Rai: superare la mediocrità

Ieri, come tutti noi, ho pagato il canone RAI. Nonostante mi riduco a guardare il servizio pubblico solo per rari eventi sportivi e qualche  programma di informazione, possedendo una televisione ho dovuto pagare l’odioso balzello. Ma almeno ora, come “socio finanziatore”, posso criticare alcune scelte del consiglio d’amministrazione, che hanno condannato la RAI ad essere un servizio che ha i vizi delle TV commerciali (pubblicità ossessiva, scarsi approfondimenti culturali) senza ereditarne i pregi. Se la Rai fosse stata privata, i dirigenti sarebbero stati cambiati dopo pochissimo, alla luce dei continui fallimenti e del crollo dello share. E invece ancora una volta ci troviamo di fronte a un’ingerenza estrema della politica, con un balletto di poltrone fondamentale in vista dei prossimi assetti elettorali.

E mi rivengono in mente le parole di Michele Serra, sull’incapacità di offrire un vero servizio pubblico da parte della Rai:

I motivi “squisitamente di mercato” addotti dalla Rai per spiegare la distribuzione molto risicata del film di Mario Martone Noi credevamo (solo 30 copie in tutta Italia) sono stati smentiti dal più inatteso degli oppositori: il mercato in persona. Code ai botteghini per vedere un film “difficile” e lungo tre ore. Vacilla (non solo al cinema, anche in televisione) l’ idea che il mercato sia una specie di falce che mozza il capo di chiunque osi alzare la testa oltre il livello della mediocrità. Il mercato è l’ alibi prediletto dei produttori paurosi, degli editori pigri e degli artisti conformisti: la frase “la gente non capirebbe” ha fatto più danni alle arti, alla comunicazione, alla cultura e anche alla politica di qualunque censura, di qualunque taglio, di qualunque crisi. La gente non esiste, esistono le persone, esiste una rete fitta, molteplice e indecifrabile di piccole comunità pensanti, di amici comunicanti, di idee contagiose, di passioni mutevoli. A volte gli artisti riescono a dare corpo a questo misterioso groviglio, a volte no. Il rischio intellettuale è, appunto, un rischio: ogni editore che si rispetti (e la Rai è il primo editore italiano) non può non saperlo. E la capacità di rischiare, oltretutto, non era il vanto della famosa società di mercato?

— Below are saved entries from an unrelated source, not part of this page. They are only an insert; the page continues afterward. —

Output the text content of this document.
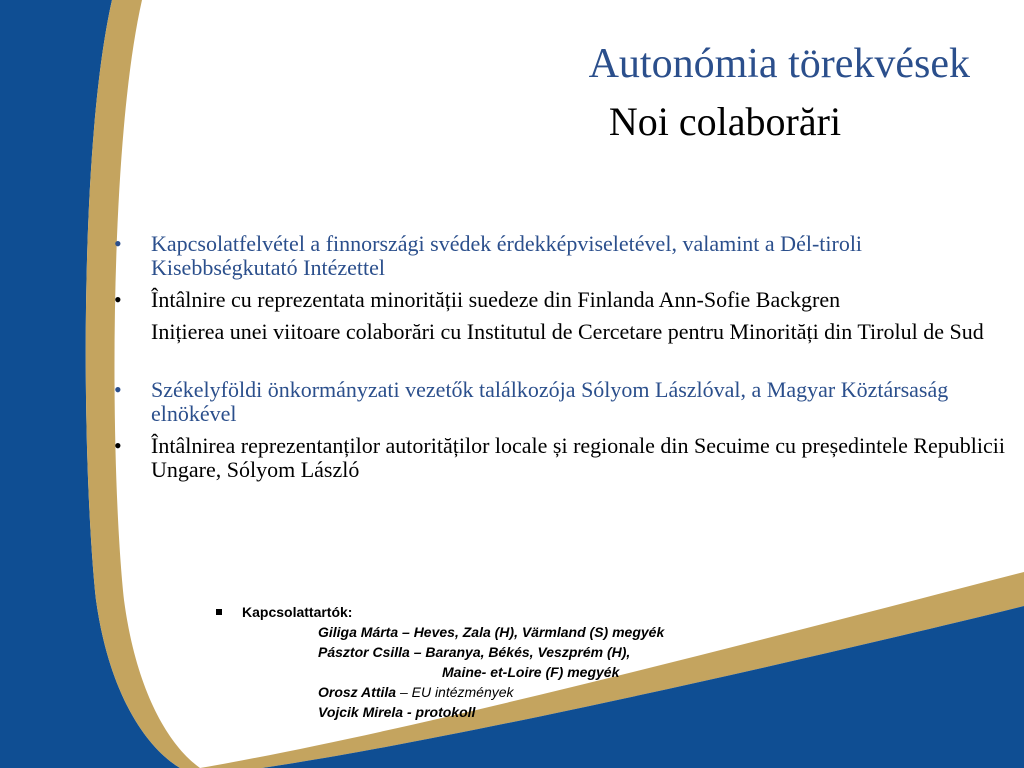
Autonómia törekvések
Noi colaborări
• Kapcsolatfelvétel a finnországi svédek érdekképviseletével, valamint a Dél-tiroli Kisebbségkutató Intézettel
• Întâlnire cu reprezentata minorității suedeze din Finlanda Ann-Sofie Backgren
Inițierea unei viitoare colaborări cu Institutul de Cercetare pentru Minorități din Tirolul de Sud
• Székelyföldi önkormányzati vezetők találkozója Sólyom Lászlóval, a Magyar Köztársaság elnökével
• Întâlnirea reprezentanților autorităților locale și regionale din Secuime cu președintele Republicii Ungare, Sólyom László
Kapcsolattartók:
Giliga Márta – Heves, Zala (H), Värmland (S) megyék
Pásztor Csilla – Baranya, Békés, Veszprém (H),
Maine- et-Loire (F) megyék
Orosz Attila – EU intézmények
Vojcik Mirela - protokoll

Che senso ha mantenere pubblica la Rai, con i nostri soldi, se poi non riesce a offrirci qualcosa in più delle altre televisioni? Quel “qualcosa” che va contro il mercato, che può arricchire l’offerta culturale, che le altre tv non hanno il coraggio di fare per paura di perdere ascolti e quindi pubblicità. Vorrei una Rai che punta di più sulla qualità dei contenuti e dell’informazione, che mi sappia dare qualcosa che mi distolga dall’ampia offerta di Internet e social media. E per ottenere questo c’è un unico modo: allontanare la politica. Non è compito dello Stato competere sul mercato televisivo, che deve invece promuovere un’informazione trasparente e contenuti di qualità. Solamente così, ogni anno, a fine Gennaio,  sarò contento di pagare il canone  pur non guardando mai la televisione, perché sicuro di offrire un servizio per tutti, e non per pochi intimi che usano i canali pubblici come merce di scambio per favori al potente di turno. Per non trovarsi più di fronte una Rai che è stato di tutto, ma anche di più.